Robotic fish are nothing new. Researchers have studied and developed different robotic fish that mimic the real thing and provide valuable data to scientists. Often it is manking reaping the benefits of these robotic fish as they glean data and information we can tap into but one scientist is looking to close the loop and combine human ingenuity and nature’s wisdom to protect a species or ecosystem.
Maurizio Porfiri, assistant professor of mechanical engineering at the Polytechnic Institute of New York University, is getting near that objective with his innovative behavioral research of schooling fish. Porfini received funding from the National Science Foundation (NSF) and the organization’s prestigious Faculty Early Career Development (CAREER) award. Porfiri’s findings led him to create a series of biologically inspired robots that may help preserve and protect marine life.

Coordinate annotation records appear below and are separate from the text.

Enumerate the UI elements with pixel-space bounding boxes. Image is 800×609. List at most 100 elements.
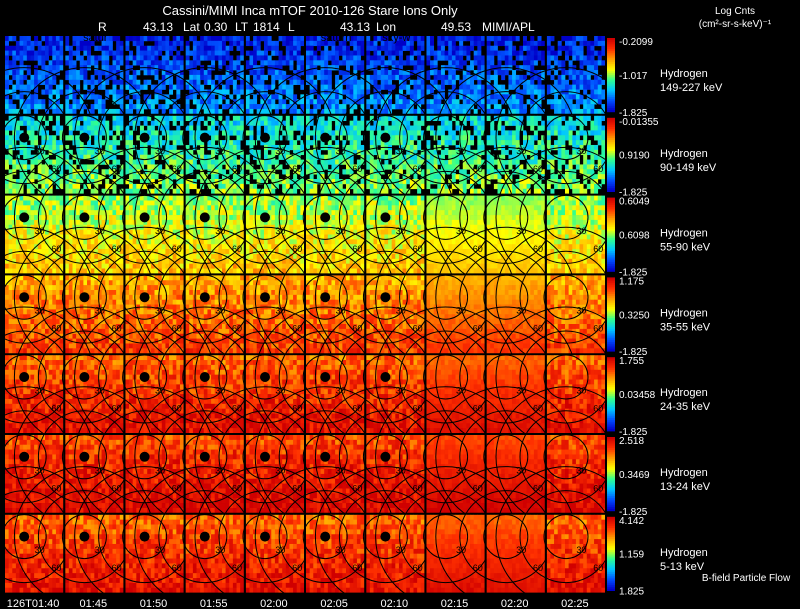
heatmap-cell <box>240 120 245 126</box>
heatmap-cell <box>417 125 422 131</box>
heatmap-cell <box>59 135 64 141</box>
heatmap-cell <box>579 120 584 126</box>
heatmap-cell <box>413 79 418 85</box>
heatmap-cell <box>72 79 77 85</box>
heatmap-cell <box>512 120 517 126</box>
heatmap-cell <box>37 115 42 122</box>
heatmap-cell <box>561 104 566 110</box>
heatmap-cell <box>147 244 152 250</box>
heatmap-cell <box>353 149 358 156</box>
heatmap-cell <box>112 70 117 76</box>
heatmap-cell <box>90 244 95 250</box>
heatmap-cell <box>192 60 197 66</box>
heatmap-cell <box>335 154 340 160</box>
heatmap-cell <box>108 253 113 260</box>
heatmap-cell <box>192 144 197 151</box>
heatmap-cell <box>150 140 155 146</box>
heatmap-cell <box>444 159 449 165</box>
heatmap-cell <box>105 253 110 260</box>
heatmap-cell <box>65 244 70 250</box>
heatmap-cell <box>129 154 134 160</box>
heatmap-cell <box>147 179 152 185</box>
heatmap-cell <box>143 60 148 66</box>
heatmap-cell <box>377 99 382 105</box>
heatmap-cell <box>30 219 35 226</box>
heatmap-cell <box>260 179 265 185</box>
heatmap-cell <box>229 36 234 42</box>
heatmap-cell <box>459 154 464 160</box>
heatmap-cell <box>420 84 425 90</box>
heatmap-cell <box>203 36 208 42</box>
heatmap-cell <box>546 89 551 95</box>
heatmap-cell <box>249 144 254 151</box>
heatmap-cell <box>179 239 184 245</box>
heatmap-cell <box>335 174 340 180</box>
heatmap-cell <box>55 179 60 185</box>
heatmap-cell <box>554 144 559 151</box>
heatmap-cell <box>575 149 580 156</box>
heatmap-cell <box>561 99 566 105</box>
heatmap-cell <box>105 125 110 131</box>
colorbar-segment <box>607 104 615 107</box>
heatmap-cell <box>169 253 174 260</box>
heatmap-cell <box>116 130 121 136</box>
heatmap-cell <box>196 45 201 51</box>
heatmap-cell <box>116 195 121 201</box>
heatmap-cell <box>480 179 485 185</box>
heatmap-cell <box>398 104 403 110</box>
heatmap-cell <box>380 154 385 160</box>
heatmap-cell <box>402 135 407 141</box>
heatmap-cell <box>590 89 595 95</box>
heatmap-cell <box>561 154 566 160</box>
heatmap-cell <box>508 99 513 105</box>
heatmap-cell <box>30 94 35 100</box>
heatmap-cell <box>451 140 456 146</box>
heatmap-cell <box>59 125 64 131</box>
heatmap-cell <box>90 120 95 126</box>
heatmap-cell <box>564 154 569 160</box>
heatmap-cell <box>185 183 190 190</box>
heatmap-cell <box>52 74 57 81</box>
contour-label: 60 <box>51 244 61 254</box>
heatmap-cell <box>353 174 358 180</box>
heatmap-cell <box>105 169 110 175</box>
heatmap-cell <box>8 174 13 180</box>
heatmap-cell <box>176 125 181 131</box>
heatmap-cell <box>65 234 70 240</box>
heatmap-cell <box>508 94 513 100</box>
heatmap-cell <box>522 108 527 115</box>
heatmap-cell <box>225 174 230 180</box>
heatmap-cell <box>200 179 205 185</box>
heatmap-cell <box>320 79 325 85</box>
heatmap-cell <box>373 188 378 194</box>
heatmap-cell <box>112 65 117 71</box>
heatmap-cell <box>564 135 569 141</box>
heatmap-cell <box>23 99 28 105</box>
heatmap-cell <box>342 45 347 51</box>
heatmap-cell <box>172 210 177 216</box>
heatmap-cell <box>116 159 121 165</box>
heatmap-cell <box>229 169 234 175</box>
heatmap-cell <box>309 120 314 126</box>
heatmap-cell <box>497 125 502 131</box>
heatmap-cell <box>225 50 230 56</box>
heatmap-cell <box>448 135 453 141</box>
heatmap-cell <box>497 135 502 141</box>
heatmap-cell <box>451 79 456 85</box>
heatmap-cell <box>90 219 95 226</box>
heatmap-cell <box>132 164 137 170</box>
heatmap-cell <box>214 40 219 47</box>
heatmap-cell <box>420 108 425 115</box>
heatmap-cell <box>185 50 190 56</box>
heatmap-cell <box>369 60 374 66</box>
heatmap-cell <box>515 159 520 165</box>
heatmap-cell <box>125 249 130 255</box>
heatmap-cell <box>409 99 414 105</box>
colorbar-segment <box>607 139 615 143</box>
heatmap-cell <box>48 244 53 250</box>
heatmap-cell <box>154 149 159 156</box>
heatmap-cell <box>218 74 223 81</box>
heatmap-cell <box>327 70 332 76</box>
heatmap-cell <box>583 179 588 185</box>
heatmap-cell <box>285 135 290 141</box>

“Studies of schools of fish, flocks of birds and herds of animals have inspired robotic systems designed for our own applications,” said Porfiri. “But I wanted to see if I could close the gap, bringing some of those benefits back into the natural world.”
Porfiri studied how leadership is established in schooling fish populations and discovered quite a vast system of information sharing.
“They decide when to school based on a wide variety of factors, including vision and pressure cues from other fish,” adds Porfiri. “By studying these cues, we can learn how school members recognize–and follow–a leader.”
The remarkable part of Porfiri’s study was seeing if he could incorporate an impostor into the group that could establish and enforce leadership. The use of a robot could help lead the group out of dangerous situations — oil spills, chemical spills, man-made dangers or other natural disasters that could be an immediate threat to the school.
So Porfiri doesn’t win points for creating a fish that visually mimics other fish but his robotic leader fish is quite agile. In early tests where the robo-leader is deployed around groups of gregarious fish, these robotic members have been effective at influencing the school’s behavior. Porfiri suggests that one of the secrets to the robots’ ability to successfully school with real fish may lie in their mimicry of the swim characteristics of real fish. Although the first generation of robotic fish can only move laterally on a plane, the next iterations will be able to dive and surface.